Becker’s Nevus

Below you will find more information about Becker’s Nevus from Medigest. If you believe that you are suffering from any of the symptoms of Becker’s Nevus it is important that you obtain an accurate diagnosis from a medical professional to ensure that you obtain the correct medication or treatment for your condition. There are medical conditions that carry similar symptoms associated with Becker’s Nevus and therefore the information provided by Medigest is offered as a guideline only and should never be used in preference to seeking professional medical advice. The information relating to Becker’s Nevus comes from a third party source and Medigest will not be held liable for any inaccuracies relating to the information shown.


Becker's nevus is a skin disorder that predominantly affects males. The nevus mostly first appears as an irregular pigmentation (hyperpigmentation) on the torso or upper arm (though other areas of the body can be affected), and gradually enlarges in an irregular shape, becoming thickened and often developing abnormal hair growth (hypertrichosis). It is also known as Becker's pigmented hairy nevus, Becker nevus, Becker pigmented hairy nevus, Becker melanosis and pigmented hairy epidermal nevus.

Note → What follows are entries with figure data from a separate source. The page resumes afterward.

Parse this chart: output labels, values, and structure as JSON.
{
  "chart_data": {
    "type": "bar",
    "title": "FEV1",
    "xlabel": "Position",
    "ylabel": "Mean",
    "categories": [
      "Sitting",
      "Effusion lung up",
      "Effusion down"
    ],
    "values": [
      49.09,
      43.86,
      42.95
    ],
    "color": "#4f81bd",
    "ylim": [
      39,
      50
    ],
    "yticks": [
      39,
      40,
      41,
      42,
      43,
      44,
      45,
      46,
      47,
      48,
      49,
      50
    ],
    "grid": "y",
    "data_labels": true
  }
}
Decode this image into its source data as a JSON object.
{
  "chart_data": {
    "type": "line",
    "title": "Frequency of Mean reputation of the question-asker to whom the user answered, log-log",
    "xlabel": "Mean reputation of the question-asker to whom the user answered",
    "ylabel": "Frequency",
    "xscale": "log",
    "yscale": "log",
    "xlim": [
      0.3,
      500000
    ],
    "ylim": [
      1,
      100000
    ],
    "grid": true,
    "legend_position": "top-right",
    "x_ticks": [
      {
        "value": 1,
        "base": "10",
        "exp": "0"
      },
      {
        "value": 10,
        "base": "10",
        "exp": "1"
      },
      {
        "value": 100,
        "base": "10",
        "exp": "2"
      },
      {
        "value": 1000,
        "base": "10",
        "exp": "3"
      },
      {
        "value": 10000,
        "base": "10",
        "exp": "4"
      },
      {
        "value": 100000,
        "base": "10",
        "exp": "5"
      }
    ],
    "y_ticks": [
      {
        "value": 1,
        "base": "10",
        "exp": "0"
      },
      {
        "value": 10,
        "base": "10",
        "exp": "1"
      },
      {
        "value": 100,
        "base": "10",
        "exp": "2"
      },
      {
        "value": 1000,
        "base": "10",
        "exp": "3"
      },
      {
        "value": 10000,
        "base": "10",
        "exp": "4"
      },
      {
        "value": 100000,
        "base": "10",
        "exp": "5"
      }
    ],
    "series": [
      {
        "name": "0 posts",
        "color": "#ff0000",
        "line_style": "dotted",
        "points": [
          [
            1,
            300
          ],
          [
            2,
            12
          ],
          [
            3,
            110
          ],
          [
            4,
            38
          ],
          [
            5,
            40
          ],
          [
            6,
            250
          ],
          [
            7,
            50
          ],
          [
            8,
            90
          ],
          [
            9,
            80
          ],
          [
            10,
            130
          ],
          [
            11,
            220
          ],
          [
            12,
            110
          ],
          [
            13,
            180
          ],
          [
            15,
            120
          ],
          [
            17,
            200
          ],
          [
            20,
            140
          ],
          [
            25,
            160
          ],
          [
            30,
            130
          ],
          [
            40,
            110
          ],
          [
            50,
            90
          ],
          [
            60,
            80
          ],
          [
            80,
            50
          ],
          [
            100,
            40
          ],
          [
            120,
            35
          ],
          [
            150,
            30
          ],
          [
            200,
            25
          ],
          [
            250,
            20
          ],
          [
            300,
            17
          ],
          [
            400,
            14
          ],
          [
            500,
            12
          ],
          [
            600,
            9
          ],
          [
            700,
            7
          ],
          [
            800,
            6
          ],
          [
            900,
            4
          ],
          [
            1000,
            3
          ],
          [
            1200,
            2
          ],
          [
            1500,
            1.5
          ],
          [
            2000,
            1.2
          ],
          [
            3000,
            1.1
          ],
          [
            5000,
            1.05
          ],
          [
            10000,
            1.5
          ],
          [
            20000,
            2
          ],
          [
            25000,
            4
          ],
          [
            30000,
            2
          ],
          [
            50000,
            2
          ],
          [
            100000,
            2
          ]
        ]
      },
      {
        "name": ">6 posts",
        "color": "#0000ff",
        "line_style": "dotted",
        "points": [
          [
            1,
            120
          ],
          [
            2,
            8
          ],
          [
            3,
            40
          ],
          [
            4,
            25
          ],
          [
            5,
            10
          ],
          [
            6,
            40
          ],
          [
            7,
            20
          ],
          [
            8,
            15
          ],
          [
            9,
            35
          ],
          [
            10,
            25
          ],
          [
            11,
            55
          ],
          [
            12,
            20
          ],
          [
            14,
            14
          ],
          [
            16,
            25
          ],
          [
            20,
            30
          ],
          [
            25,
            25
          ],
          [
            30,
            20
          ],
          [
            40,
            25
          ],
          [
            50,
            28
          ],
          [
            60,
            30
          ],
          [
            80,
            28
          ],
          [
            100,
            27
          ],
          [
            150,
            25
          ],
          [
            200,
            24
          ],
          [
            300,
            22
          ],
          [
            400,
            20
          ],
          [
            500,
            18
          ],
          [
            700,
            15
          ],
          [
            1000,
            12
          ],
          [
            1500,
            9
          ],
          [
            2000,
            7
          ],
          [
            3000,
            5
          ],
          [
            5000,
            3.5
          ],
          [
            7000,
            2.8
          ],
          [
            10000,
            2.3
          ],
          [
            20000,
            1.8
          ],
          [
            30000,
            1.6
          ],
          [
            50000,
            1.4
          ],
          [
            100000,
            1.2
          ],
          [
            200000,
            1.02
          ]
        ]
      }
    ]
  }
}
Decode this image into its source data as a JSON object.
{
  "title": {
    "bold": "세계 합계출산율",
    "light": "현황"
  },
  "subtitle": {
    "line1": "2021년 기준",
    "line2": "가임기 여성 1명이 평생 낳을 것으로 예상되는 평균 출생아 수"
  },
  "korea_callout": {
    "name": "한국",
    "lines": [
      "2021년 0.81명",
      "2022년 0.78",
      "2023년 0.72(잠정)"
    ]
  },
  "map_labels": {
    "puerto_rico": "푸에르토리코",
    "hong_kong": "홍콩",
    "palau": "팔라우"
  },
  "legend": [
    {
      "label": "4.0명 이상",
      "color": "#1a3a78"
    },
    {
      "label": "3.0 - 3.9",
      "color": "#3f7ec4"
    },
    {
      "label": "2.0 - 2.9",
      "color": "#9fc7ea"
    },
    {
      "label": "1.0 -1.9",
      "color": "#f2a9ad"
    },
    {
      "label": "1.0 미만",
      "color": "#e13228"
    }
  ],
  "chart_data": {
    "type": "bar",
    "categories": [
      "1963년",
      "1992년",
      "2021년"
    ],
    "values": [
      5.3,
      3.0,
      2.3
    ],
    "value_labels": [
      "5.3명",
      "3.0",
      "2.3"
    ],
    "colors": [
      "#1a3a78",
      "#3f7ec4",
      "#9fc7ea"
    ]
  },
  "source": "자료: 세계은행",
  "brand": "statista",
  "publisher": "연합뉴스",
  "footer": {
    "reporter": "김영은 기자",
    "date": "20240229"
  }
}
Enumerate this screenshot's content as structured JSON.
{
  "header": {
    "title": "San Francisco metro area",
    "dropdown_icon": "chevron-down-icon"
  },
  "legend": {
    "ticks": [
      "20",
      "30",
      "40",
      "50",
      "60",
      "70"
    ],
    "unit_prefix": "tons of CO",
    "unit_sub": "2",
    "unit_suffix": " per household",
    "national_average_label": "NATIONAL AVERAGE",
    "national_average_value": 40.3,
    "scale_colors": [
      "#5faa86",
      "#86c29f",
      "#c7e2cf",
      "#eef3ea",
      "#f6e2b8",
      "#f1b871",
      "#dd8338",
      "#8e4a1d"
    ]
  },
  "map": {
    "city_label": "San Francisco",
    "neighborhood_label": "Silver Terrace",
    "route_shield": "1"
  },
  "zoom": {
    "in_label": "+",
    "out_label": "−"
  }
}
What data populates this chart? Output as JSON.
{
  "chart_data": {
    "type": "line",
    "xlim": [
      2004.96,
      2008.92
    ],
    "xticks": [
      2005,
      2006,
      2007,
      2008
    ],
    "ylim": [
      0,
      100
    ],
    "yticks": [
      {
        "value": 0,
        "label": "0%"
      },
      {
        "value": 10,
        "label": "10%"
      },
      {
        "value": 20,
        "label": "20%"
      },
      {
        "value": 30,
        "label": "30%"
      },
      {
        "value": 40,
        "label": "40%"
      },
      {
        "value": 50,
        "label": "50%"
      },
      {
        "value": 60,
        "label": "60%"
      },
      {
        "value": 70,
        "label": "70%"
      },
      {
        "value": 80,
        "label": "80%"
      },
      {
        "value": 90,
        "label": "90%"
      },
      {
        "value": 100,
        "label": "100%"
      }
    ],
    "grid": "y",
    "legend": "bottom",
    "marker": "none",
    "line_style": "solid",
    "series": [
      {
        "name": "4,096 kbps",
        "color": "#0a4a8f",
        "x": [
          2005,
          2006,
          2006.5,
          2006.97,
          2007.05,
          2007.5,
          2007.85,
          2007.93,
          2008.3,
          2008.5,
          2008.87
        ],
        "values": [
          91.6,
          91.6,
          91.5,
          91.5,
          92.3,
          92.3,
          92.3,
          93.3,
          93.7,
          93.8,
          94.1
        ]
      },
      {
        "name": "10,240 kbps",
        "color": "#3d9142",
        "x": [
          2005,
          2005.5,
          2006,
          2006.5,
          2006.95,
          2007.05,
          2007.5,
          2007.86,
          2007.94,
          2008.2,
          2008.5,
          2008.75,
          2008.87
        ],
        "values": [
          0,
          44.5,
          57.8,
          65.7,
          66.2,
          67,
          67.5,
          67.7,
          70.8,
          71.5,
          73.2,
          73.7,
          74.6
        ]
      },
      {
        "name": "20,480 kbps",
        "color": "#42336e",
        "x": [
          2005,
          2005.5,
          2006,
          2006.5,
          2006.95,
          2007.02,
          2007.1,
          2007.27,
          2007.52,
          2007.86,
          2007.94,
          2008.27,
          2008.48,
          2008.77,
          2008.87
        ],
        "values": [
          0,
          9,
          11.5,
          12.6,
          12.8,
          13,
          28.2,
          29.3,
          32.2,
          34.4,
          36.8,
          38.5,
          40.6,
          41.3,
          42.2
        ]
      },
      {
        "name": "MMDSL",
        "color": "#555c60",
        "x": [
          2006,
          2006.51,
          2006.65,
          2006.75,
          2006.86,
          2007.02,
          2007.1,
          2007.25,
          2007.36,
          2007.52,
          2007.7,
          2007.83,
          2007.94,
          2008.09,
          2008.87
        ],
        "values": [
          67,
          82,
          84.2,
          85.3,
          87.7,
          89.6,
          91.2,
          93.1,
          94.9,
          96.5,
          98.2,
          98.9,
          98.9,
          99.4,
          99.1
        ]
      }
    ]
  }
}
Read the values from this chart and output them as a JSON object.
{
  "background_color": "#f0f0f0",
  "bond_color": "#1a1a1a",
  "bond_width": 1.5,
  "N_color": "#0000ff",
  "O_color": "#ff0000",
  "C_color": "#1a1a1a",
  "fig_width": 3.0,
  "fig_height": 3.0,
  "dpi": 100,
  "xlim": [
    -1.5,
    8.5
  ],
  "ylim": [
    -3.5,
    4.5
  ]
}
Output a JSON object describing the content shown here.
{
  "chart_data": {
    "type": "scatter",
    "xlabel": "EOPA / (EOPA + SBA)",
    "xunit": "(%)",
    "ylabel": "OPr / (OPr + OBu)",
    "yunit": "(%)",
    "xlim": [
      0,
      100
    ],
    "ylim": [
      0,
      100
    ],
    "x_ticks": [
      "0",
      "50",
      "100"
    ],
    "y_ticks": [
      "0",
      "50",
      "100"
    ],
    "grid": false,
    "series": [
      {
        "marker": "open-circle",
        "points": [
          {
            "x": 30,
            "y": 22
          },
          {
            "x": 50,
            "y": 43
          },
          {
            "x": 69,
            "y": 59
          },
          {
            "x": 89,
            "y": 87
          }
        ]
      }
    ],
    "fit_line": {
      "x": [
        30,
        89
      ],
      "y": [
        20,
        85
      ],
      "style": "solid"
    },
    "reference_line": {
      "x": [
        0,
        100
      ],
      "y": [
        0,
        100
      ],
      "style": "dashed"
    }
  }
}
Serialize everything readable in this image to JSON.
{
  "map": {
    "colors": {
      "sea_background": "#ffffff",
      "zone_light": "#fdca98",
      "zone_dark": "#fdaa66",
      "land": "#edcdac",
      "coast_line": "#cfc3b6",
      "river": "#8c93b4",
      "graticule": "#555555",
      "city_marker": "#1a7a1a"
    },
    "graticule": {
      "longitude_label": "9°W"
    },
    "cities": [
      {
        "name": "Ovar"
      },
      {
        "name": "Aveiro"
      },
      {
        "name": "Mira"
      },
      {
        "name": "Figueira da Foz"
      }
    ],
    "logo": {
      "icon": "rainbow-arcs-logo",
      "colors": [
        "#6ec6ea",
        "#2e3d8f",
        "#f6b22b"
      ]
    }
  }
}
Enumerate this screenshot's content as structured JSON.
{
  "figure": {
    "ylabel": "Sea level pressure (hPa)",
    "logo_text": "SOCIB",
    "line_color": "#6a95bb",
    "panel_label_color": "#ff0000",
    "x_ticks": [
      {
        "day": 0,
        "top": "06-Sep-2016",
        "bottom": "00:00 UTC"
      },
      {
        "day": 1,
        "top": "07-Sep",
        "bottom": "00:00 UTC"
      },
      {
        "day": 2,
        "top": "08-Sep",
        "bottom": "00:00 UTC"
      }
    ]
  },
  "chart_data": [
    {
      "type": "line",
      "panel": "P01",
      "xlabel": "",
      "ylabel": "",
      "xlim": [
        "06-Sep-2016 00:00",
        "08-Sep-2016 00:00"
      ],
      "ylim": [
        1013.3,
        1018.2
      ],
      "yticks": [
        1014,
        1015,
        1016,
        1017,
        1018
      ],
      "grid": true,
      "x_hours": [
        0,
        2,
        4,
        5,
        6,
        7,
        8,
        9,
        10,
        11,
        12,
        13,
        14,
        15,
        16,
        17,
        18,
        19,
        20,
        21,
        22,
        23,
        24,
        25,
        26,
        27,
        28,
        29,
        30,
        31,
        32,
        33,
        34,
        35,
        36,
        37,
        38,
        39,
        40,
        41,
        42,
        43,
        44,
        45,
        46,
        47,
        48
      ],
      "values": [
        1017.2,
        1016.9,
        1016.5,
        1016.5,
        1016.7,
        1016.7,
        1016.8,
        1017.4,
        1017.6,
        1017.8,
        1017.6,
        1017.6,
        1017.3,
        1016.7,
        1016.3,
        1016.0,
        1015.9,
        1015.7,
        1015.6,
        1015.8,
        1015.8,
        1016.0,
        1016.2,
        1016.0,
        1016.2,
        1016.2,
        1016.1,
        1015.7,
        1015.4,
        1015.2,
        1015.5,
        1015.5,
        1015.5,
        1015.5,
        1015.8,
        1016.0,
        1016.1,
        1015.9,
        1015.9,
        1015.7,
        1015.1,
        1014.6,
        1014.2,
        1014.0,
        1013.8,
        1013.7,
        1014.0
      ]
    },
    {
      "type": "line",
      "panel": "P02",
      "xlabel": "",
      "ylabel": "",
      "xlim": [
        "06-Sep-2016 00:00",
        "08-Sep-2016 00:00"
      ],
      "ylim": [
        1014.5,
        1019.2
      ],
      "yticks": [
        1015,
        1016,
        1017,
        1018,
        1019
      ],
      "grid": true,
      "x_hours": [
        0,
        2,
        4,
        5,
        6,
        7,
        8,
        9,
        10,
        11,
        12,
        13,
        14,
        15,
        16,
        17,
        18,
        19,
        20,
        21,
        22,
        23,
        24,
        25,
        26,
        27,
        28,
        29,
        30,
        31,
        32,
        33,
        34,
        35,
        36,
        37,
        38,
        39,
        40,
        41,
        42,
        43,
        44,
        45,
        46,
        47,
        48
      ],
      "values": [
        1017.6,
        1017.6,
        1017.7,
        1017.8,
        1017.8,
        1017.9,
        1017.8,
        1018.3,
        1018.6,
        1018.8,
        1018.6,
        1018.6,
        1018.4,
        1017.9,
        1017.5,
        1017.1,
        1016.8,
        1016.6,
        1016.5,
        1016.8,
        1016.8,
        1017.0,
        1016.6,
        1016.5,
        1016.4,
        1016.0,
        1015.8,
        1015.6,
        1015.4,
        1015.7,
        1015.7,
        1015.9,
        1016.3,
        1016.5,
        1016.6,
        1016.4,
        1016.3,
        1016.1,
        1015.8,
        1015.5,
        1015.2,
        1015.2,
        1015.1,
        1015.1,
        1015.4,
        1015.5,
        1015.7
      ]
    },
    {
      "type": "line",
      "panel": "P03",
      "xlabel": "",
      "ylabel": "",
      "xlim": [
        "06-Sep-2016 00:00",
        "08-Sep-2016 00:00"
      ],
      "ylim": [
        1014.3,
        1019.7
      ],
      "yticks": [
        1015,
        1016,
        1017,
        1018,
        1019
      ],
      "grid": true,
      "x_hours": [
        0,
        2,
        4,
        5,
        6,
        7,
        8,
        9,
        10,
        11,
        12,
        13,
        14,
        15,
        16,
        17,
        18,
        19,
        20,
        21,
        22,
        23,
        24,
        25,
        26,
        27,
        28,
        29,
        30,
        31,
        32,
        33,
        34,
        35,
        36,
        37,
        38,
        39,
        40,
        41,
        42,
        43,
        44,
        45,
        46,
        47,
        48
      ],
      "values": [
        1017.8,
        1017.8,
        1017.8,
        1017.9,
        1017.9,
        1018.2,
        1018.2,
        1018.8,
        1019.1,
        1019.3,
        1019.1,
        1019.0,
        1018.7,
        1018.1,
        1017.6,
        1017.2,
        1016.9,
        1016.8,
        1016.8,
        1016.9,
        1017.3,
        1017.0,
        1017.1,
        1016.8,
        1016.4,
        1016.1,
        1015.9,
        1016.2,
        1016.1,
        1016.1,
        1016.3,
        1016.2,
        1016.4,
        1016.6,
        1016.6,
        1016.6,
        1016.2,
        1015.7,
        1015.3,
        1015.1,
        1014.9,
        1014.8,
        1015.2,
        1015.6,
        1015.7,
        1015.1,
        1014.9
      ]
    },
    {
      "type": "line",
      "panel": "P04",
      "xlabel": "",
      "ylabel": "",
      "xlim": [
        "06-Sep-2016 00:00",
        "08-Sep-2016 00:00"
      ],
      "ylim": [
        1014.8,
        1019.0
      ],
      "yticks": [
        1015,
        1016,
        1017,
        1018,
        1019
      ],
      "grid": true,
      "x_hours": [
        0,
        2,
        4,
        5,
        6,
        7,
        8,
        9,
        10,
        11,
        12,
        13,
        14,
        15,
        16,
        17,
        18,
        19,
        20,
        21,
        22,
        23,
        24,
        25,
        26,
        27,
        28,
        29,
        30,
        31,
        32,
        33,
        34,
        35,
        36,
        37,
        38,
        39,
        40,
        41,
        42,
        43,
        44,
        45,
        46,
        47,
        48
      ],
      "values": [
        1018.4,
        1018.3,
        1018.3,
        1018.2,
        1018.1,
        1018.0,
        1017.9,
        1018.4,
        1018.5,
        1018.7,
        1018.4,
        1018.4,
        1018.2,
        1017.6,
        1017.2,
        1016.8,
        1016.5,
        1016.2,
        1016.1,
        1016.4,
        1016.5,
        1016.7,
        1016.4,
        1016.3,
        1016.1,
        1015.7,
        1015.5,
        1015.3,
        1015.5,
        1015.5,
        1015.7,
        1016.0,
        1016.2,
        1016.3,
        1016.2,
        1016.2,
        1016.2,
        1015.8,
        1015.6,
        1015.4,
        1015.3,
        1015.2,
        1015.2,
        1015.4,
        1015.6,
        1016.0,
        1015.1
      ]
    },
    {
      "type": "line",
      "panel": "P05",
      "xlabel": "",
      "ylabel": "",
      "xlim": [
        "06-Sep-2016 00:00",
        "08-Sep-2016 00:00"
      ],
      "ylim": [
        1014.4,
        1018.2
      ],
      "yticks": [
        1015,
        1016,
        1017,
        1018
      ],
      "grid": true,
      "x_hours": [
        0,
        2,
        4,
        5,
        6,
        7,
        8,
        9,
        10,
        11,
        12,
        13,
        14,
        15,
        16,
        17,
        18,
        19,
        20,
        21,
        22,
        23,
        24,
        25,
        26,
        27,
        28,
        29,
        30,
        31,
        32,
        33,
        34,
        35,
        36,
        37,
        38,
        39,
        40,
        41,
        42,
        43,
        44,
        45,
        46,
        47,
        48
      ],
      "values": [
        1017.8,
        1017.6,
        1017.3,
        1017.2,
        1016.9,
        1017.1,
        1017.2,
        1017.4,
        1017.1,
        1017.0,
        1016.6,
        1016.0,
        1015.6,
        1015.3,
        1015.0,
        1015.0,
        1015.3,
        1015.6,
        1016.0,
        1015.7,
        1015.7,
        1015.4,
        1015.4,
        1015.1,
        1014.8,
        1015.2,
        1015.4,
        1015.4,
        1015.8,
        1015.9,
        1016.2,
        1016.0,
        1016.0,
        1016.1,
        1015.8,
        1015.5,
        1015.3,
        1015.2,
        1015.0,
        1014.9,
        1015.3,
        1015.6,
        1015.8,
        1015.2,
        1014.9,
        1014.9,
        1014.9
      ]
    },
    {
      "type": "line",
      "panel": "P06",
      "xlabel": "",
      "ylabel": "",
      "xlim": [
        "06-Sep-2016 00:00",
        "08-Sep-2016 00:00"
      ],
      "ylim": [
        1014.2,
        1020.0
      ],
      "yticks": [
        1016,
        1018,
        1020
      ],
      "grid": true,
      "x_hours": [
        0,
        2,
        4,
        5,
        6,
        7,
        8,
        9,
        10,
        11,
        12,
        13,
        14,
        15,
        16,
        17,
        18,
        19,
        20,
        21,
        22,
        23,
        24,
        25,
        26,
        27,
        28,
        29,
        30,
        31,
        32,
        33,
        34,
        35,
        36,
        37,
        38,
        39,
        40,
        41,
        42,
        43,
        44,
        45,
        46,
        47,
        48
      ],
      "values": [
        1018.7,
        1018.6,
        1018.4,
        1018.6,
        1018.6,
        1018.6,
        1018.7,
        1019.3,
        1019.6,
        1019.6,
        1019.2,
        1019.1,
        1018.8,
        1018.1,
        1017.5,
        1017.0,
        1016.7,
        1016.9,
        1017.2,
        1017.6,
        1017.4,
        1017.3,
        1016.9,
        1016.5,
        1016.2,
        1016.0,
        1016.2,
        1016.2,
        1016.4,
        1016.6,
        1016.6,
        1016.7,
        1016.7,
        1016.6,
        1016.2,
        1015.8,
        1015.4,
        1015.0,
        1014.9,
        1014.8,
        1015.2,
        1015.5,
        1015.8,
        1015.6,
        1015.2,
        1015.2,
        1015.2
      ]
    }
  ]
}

One of the most extensive studies to date, done in 1981 involving nearly 20,000 young Frenchmen, served to dispel many commonly-held beliefs about the disease. In the study, 100 subjects were found to have the nevi, revealing a prevalence of 0.52%. Nevi appeared in half of the subjects before the age of 10, and the rest between ages 10 and 20. In a quarter of cases, sun exposure may have played a role, a number lower than that expected by researchers. Also surprising was the low incidence of Becker's nevi above the nipples, just 32%, for it had generally been believed that the upper chest and shoulder areas were the predominant site of occurrence. Pigmentation of the skin was light brown in 75% of cases, and the average size of the nevus was 125 cm▓.


Because Becker's nevus is considered a benign lesion, treatment is usually not necessary except for cosmetic purposes. Therapeutic intervention for Becker's nevus primarily is for cosmetic reasons since patients usually present with complaints related to hypertrichosis and hyperpigmentation. Trimming or shaving can be effective in removing extra or unwanted hair, while laser hair removal may offer a more permanent solution. Different types of laser treatments may also be effective in eliminating or reducing hyperpigmentation, though the results of laser treatments for both hair and pigment reduction appear to be highly variable. Another mode of treatment, Q-switched ruby laser (694 nm), has been used with variable success in the treatment of both the hypertrichosis and hyperpigmentation of Becker's nevus. A histopathologic analysis of the skin after laser treatment has shown selective damage of melanocytes located superficially but a persistence of adnexal melanocytes. The remaining pigment cells may account for the temporary improvement that was clinically noted.


In 1991, a report documented the cases of nine patients with both Becker's nevus and malignant melanoma. Of the nine patients, five were in the same body area as the nevus, with only a single one occurring within the nevus itself. As this was the first documented co-occurrence of the two diseases, there is no evidence of higher malignancy rates in Becker's nevi versus normal skin. Nevertheless, as with any abnormal skin growth, the nevus should be regularly monitored and any sudden changes in its appearance be brought to the attention of a medical expert.